Son ocho breves ensayos o notas con una introducción y un cuadro. En ella se describen anatómicamente los huesos de la cabeza, tanto de los animales como del hombre, así como su relativo, mayor o menor, desarrollo, en especial el hueso intermaxilar. En la primera parte, el autor expone algunos estudios rea­lizados ?n el Museo de Weimar, en la Es­cuela de Veterinaria y en los tres museos de Jena. En el segundo explica que a prin­cipios de 1780 se ocupó, junto con Loder, en temas de anatomía en busca de un «hueso- tipo» que fuera común a todos los animales y al hombre. Durante aquellos años hervía la discusión acerca de la diferencia anató­mica y orgánica entre el animal y el hombre, y creían haberla descubierto precisamente en el «hueso intermaxilar», del que el hom­bre carecía, pero que aun se hallaba en los monos.

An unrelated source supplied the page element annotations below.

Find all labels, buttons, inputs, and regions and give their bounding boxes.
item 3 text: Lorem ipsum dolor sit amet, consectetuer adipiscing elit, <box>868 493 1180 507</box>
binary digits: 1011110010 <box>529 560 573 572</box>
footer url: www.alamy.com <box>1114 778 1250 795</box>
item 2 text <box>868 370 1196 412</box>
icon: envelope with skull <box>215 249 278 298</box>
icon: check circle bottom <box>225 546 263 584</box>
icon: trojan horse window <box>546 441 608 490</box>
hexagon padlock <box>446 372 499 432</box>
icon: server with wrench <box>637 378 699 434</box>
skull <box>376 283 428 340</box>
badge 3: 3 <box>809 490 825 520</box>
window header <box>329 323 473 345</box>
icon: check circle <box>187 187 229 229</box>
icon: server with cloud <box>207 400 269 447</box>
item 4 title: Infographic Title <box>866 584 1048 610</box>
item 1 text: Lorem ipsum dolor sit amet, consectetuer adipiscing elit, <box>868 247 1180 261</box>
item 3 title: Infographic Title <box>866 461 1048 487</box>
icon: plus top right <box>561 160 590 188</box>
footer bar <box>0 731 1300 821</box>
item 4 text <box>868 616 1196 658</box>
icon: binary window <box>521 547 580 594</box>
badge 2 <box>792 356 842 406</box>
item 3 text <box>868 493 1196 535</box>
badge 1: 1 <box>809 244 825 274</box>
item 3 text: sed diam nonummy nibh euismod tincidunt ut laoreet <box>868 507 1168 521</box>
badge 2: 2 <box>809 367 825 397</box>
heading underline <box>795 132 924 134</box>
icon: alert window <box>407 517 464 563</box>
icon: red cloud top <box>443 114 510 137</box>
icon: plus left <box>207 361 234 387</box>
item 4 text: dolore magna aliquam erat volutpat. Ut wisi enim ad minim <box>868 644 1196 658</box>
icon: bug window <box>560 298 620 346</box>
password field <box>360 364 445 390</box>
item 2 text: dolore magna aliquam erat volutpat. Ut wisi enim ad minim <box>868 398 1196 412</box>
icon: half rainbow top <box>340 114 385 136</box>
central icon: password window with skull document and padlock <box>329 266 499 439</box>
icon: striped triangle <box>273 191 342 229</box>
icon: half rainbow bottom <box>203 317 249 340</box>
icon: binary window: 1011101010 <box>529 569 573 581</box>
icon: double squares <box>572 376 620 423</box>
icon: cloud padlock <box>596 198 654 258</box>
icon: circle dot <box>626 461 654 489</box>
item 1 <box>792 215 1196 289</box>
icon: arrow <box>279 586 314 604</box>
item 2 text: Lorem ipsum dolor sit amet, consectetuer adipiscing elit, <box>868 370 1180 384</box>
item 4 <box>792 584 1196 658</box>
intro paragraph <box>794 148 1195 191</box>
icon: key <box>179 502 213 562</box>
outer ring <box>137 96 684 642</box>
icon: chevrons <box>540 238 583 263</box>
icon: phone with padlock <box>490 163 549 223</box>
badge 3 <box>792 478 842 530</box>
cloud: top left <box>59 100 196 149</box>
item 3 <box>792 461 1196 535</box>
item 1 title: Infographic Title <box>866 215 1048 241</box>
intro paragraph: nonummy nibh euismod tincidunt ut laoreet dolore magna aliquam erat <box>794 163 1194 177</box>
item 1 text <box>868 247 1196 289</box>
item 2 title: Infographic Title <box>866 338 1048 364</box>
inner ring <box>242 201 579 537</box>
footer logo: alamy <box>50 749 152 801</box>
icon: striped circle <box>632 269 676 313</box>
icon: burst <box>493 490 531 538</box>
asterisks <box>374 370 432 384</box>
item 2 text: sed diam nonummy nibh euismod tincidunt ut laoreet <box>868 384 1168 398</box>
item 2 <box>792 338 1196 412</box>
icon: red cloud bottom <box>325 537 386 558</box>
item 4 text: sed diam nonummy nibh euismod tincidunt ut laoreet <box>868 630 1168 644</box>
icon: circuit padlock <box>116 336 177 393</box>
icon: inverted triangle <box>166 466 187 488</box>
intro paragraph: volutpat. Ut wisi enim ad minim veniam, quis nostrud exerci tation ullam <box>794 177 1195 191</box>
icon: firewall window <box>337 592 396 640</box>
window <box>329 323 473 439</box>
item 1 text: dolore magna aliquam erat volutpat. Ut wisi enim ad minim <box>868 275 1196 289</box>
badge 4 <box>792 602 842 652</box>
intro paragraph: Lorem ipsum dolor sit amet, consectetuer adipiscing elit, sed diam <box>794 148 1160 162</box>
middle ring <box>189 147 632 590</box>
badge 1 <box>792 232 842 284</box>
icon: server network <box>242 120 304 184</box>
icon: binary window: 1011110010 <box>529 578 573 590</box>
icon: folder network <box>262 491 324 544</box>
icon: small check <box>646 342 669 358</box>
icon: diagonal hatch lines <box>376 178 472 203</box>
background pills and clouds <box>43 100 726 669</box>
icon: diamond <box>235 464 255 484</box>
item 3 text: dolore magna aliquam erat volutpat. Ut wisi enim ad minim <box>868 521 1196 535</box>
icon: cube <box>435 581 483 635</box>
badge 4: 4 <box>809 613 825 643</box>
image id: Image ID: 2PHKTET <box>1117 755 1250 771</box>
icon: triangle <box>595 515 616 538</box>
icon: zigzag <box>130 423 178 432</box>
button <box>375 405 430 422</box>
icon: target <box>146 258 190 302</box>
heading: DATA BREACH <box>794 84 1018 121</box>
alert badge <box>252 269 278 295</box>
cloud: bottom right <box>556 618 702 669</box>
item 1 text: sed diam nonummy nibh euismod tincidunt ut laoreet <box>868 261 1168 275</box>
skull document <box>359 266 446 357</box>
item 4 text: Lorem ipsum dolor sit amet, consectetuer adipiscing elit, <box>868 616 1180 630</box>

Goethe partió de la hipótesis de que como el hombre está dotado de dientes caninos, necesariamente debía tener el hueso intermaxilar, en el cual están infijos los caninos, y, en efecto, lo descubrió, soldado al maxilar superior, del cual se distinguía únicamente por una ligera sutura; pero el mundo científico dudó de este descubri­miento originado por el instinto, fresco, de un poeta, y atacó a Goethe con violentas polémicas. El quinto ensayo es más impor­tante que los anteriores, y en él el autor expone el método científico que había se­guido, método que era el mismo que le había llevado a emitir su doctrina de las Metamorfosis de las plantas (v.): «Es pre­ciso averiguar la determinación de cada parte por sí misma y en relación con el conjunto, tener presente el derecho que tiene cada parte aislada así como su acción sobre el resto, de lo cual resulta todo cuanto hay de necesario, útil y finalista en el ser vivo» (v. Metamorfosis de los anima­les). De aquí partió para considerar el hueso intermaxilar por sí mismo, comparándolo no sólo con los demás huesos del cráneo, sino incluso con los de las extremidades. En el sexto ensayo sigue refiriendo los numerosos experimentos que le condujeron a la clasi­ficación del cuadro, que constituye el sép­timo ensayo. En el octavo reasume su punto de vista filosófico: en la naturaleza no hay nada que pueda estar totalmente determi­nado; ninguna verdad puede ser considerada indiscutible; incluso los descubrimientos científicos tienen un valor relativo, ya que son fruto de experimentos.

Debemos desta­car el descubrimiento de las «seis vértebras» que integran el cráneo de los mamíferos: tres se hallan en la nuca, encierran el te­soro del cerebro y forman el rostro que se abre al mundo exterior. El poeta concluye su obra esperando que estas investigaciones suyas sirvan para abrir el camino al pen­samiento. De todo el descubrimiento de Goethe, que aun hoy se considera válido, lo más interesante es el método de que se valió para llegar a él y por el cual puede comprenderse fácilmente la actitud polé­mica de los científicos. También en esta obra Goethe parte de ese misterio de la vida que él persigue de verso en verso, de pensamiento en pensamiento, en cada una de sus obras, y que solamente el espíritu logra penetrar; por ello es absurdo consi­derar a Goethe como precursor de Darwin. Aunque los resultados pueden mostrar ana­logías, las premisas son completamente dis­tintas; el evolucionismo de Goethe, que espiritualiza la naturaleza, se halla en rea­lidad en los antípodas del evolucionismo darwiniano.